Barcelona ha alcanzado este verano un nuevo récord climático que revela una de las consecuencias menos visibles, pero más persistentes, del calentamiento urbano: la dificultad para que las temperaturas desciendan durante la noche. La estación meteorológica de Can Bruixa ha contabilizado 52 noches tórridas, aquellas en las que la temperatura mínima no baja de los 25 grados, una cifra que supera el anterior récord registrado en 2003, cuando se contabilizaron 51.
El dato, actualizado hasta el 17 de agosto, refleja la excepcionalidad térmica del verano de 2026 y añade una nueva dimensión al impacto del calor sobre la población. No se trata únicamente de alcanzar temperaturas elevadas durante las horas centrales del día. Cuando las noches permanecen por encima de los 25 grados, el organismo dispone de menos oportunidades para recuperarse del estrés térmico acumulado durante la jornada.

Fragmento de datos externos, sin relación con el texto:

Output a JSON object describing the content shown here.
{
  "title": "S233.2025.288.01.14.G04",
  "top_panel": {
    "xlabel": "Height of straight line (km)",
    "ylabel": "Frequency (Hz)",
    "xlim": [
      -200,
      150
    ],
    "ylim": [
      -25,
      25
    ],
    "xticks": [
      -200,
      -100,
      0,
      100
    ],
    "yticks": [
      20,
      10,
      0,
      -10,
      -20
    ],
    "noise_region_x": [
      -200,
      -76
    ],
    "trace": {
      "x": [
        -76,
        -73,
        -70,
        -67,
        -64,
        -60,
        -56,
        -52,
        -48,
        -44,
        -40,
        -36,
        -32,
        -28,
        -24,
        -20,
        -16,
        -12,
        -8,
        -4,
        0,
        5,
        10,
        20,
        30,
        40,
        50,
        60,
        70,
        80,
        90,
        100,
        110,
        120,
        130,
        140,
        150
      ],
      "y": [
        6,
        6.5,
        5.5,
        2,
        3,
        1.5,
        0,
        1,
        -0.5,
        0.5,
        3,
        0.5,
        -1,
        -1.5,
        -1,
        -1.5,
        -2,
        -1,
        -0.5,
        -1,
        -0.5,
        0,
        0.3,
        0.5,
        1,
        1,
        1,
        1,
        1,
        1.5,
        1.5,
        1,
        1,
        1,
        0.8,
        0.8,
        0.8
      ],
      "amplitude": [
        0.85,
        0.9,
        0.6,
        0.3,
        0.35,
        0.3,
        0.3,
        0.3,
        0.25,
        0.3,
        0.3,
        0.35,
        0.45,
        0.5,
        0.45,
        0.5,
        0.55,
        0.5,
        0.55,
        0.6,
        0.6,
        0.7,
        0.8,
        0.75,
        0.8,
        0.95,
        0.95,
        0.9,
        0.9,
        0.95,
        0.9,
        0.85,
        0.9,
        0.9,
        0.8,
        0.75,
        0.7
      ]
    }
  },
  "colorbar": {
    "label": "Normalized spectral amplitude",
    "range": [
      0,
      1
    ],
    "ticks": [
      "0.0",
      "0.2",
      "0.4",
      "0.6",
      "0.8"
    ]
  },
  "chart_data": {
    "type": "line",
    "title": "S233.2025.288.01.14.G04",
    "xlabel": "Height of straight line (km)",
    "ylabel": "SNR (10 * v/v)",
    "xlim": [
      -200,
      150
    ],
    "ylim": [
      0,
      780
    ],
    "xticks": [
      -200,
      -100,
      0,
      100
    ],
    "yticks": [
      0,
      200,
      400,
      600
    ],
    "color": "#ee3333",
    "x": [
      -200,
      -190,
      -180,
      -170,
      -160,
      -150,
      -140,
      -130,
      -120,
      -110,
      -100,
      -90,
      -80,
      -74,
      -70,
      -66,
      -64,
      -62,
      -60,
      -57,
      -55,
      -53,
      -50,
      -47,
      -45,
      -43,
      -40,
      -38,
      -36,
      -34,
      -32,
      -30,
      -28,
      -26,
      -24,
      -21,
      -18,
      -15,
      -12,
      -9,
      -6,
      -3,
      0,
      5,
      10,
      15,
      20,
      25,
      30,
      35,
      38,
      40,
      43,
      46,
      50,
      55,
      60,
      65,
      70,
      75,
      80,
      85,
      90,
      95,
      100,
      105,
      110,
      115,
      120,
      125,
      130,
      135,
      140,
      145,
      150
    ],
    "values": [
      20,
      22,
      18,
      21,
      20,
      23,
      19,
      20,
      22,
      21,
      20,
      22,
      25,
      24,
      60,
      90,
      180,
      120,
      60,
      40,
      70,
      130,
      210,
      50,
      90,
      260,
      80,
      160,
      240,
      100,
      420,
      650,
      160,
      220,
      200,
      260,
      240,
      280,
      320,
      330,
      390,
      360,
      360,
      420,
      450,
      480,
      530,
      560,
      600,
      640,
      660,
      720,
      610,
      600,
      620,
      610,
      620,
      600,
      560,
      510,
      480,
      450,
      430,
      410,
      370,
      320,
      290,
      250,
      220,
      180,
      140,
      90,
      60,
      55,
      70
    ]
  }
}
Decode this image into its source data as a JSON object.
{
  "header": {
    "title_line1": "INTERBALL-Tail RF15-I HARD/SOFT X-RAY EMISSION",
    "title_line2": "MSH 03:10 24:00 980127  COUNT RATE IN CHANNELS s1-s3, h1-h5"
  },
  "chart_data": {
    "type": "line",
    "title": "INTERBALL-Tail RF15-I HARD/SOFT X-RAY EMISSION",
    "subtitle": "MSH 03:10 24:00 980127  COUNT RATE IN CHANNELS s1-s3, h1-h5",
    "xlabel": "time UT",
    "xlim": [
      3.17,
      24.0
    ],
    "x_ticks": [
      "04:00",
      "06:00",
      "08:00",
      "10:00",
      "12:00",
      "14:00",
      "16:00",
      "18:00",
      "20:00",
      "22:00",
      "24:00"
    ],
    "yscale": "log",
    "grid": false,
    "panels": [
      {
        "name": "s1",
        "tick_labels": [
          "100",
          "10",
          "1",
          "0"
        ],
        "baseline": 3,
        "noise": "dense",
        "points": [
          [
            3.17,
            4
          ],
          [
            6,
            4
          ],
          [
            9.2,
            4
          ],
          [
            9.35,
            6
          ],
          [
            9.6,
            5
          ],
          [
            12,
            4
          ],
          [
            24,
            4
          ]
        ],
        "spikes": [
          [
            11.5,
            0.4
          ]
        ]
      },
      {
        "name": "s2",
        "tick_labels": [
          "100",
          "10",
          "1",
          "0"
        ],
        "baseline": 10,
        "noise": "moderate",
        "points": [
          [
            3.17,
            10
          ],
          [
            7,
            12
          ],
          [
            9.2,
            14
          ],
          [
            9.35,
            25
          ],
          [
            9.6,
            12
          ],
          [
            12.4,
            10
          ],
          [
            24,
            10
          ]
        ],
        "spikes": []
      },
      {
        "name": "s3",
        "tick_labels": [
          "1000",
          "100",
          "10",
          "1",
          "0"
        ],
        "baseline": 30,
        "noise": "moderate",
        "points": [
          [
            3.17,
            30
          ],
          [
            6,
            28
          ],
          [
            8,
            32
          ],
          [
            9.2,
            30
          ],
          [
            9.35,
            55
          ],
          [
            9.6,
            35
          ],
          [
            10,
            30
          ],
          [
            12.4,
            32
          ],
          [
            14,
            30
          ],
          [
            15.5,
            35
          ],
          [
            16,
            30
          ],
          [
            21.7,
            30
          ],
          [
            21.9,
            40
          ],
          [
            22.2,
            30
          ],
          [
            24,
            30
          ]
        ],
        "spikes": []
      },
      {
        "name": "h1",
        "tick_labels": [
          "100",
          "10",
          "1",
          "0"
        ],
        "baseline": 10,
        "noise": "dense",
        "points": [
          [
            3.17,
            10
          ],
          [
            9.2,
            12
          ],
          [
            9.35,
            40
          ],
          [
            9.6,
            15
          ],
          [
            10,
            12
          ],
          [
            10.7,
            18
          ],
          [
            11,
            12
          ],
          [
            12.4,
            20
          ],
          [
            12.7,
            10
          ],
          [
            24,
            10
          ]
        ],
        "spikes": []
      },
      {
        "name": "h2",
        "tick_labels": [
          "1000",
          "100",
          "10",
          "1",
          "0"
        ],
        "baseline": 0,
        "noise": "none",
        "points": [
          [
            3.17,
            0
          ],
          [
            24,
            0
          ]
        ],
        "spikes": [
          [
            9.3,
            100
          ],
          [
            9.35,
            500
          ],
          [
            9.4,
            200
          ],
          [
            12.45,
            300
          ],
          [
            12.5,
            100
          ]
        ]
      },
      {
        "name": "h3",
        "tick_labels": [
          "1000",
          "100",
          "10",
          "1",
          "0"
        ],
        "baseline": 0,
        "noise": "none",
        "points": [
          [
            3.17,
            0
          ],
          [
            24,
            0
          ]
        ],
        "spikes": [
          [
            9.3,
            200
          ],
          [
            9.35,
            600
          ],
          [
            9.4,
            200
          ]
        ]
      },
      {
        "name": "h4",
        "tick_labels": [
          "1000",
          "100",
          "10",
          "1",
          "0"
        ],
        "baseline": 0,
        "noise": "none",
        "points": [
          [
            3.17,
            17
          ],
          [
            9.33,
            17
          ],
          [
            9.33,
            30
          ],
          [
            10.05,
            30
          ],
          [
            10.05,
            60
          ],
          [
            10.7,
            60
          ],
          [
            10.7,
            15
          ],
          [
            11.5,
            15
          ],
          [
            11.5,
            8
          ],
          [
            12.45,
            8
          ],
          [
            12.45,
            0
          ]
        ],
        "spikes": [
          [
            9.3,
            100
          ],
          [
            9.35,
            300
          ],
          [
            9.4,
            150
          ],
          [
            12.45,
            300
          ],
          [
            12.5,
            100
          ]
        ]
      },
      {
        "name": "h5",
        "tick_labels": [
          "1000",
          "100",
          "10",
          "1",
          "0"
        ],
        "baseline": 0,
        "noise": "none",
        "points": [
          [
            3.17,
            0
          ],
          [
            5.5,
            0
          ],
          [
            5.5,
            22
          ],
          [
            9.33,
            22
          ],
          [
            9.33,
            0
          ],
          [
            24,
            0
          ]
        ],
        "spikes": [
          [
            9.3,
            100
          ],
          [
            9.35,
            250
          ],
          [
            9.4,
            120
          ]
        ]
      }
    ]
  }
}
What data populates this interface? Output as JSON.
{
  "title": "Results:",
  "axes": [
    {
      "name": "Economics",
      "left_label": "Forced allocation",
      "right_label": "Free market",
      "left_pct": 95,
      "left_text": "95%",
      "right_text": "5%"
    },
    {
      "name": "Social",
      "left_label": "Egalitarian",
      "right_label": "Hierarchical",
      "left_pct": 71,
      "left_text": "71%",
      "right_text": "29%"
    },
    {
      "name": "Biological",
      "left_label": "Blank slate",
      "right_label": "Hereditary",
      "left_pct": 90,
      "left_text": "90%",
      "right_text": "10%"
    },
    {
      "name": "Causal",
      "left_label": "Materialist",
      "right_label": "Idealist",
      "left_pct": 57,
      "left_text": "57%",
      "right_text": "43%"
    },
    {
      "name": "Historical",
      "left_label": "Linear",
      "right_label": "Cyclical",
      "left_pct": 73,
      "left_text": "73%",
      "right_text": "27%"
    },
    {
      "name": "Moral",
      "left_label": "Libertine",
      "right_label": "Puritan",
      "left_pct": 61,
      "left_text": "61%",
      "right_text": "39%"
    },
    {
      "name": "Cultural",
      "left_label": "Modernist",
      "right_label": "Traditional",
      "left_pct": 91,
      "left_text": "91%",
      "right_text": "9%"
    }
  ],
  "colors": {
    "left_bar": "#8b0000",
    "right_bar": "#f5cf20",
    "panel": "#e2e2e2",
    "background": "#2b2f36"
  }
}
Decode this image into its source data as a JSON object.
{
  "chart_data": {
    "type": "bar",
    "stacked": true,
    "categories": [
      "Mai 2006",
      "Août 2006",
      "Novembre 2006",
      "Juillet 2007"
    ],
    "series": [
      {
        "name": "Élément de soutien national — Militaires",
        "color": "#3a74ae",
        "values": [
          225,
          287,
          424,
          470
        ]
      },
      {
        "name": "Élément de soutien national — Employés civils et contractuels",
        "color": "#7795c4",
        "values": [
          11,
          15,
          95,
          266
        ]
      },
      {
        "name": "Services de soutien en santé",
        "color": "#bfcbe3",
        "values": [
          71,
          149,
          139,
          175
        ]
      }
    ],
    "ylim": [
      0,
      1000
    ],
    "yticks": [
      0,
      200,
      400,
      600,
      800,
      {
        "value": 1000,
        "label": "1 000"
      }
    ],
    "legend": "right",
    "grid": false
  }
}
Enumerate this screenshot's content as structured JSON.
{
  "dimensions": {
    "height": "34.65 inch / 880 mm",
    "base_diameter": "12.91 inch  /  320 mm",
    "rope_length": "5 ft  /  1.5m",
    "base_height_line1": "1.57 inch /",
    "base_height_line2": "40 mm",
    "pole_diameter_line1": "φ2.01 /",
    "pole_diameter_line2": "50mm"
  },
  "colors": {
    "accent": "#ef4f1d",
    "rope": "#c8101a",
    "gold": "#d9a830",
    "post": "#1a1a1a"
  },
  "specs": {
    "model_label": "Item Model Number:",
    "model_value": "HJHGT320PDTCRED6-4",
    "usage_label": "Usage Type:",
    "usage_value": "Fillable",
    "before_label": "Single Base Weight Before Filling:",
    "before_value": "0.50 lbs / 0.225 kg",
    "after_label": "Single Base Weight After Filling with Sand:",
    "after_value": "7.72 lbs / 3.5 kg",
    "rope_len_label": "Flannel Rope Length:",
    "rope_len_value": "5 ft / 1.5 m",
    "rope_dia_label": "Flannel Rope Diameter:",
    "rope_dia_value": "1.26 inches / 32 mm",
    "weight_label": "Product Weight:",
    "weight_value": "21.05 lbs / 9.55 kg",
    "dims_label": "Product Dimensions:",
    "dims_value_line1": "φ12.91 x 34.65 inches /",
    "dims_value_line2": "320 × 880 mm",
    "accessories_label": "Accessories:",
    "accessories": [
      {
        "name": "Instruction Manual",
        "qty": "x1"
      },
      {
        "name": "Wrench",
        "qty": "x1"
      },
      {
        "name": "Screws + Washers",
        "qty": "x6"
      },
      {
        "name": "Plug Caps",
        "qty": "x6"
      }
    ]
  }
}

La situación adquiere especial relevancia en una ciudad densamente urbanizada como Barcelona. El asfalto, el hormigón y la elevada concentración de edificios contribuyen a conservar parte del calor acumulado durante el día, un fenómeno conocido como isla de calor urbana. En consecuencia, determinadas zonas de la ciudad pueden mantener temperaturas considerablemente elevadas incluso después de la puesta de sol.
Las noches tropicales, con mínimas superiores a 20 grados, son cada vez más habituales, pero las noches tórridas representan un nivel de exposición considerablemente mayor. La falta de descanso térmico puede afectar especialmente a personas mayores, enfermos crónicos, niños pequeños y otros colectivos vulnerables. También puede dificultar el sueño y aumentar el cansancio acumulado durante episodios prolongados de calor.
El récord de Can Bruixa se suma a un verano en el que Catalunya está registrando otros indicadores preocupantes relacionados con las temperaturas. El calor persistente y la elevada radiación solar también están favoreciendo episodios de contaminación por ozono troposférico, otro factor que puede agravar determinados problemas respiratorios y cardiovasculares.
La evolución de las temperaturas nocturnas obliga, además, a replantear las políticas de adaptación climática de las ciudades. La disponibilidad de zonas verdes, el arbolado urbano, la sombra, la ventilación de los espacios públicos y la capacidad de los edificios para conservar temperaturas soportables durante la noche adquieren una importancia creciente.
Barcelona ha desarrollado en los últimos años diferentes medidas para combatir el calor urbano, pero la sucesión de récords muestra que la adaptación tendrá que avanzar al mismo ritmo que cambia el clima. El problema ya no consiste solamente en soportar algunos días excepcionalmente cálidos, sino en afrontar veranos en los que el calor permanece durante la noche y reduce progresivamente la capacidad de recuperación de la población.
Con 52 noches tórridas registradas hasta mediados de agosto, Barcelona vuelve a encontrarse ante una señal inequívoca de que el cambio climático ya no constituye una amenaza futura. Sus efectos se están incorporando al calendario cotidiano de la ciudad y obligan a reforzar las políticas destinadas a proteger la salud y garantizar unas condiciones de vida habitables durante los meses más cálidos.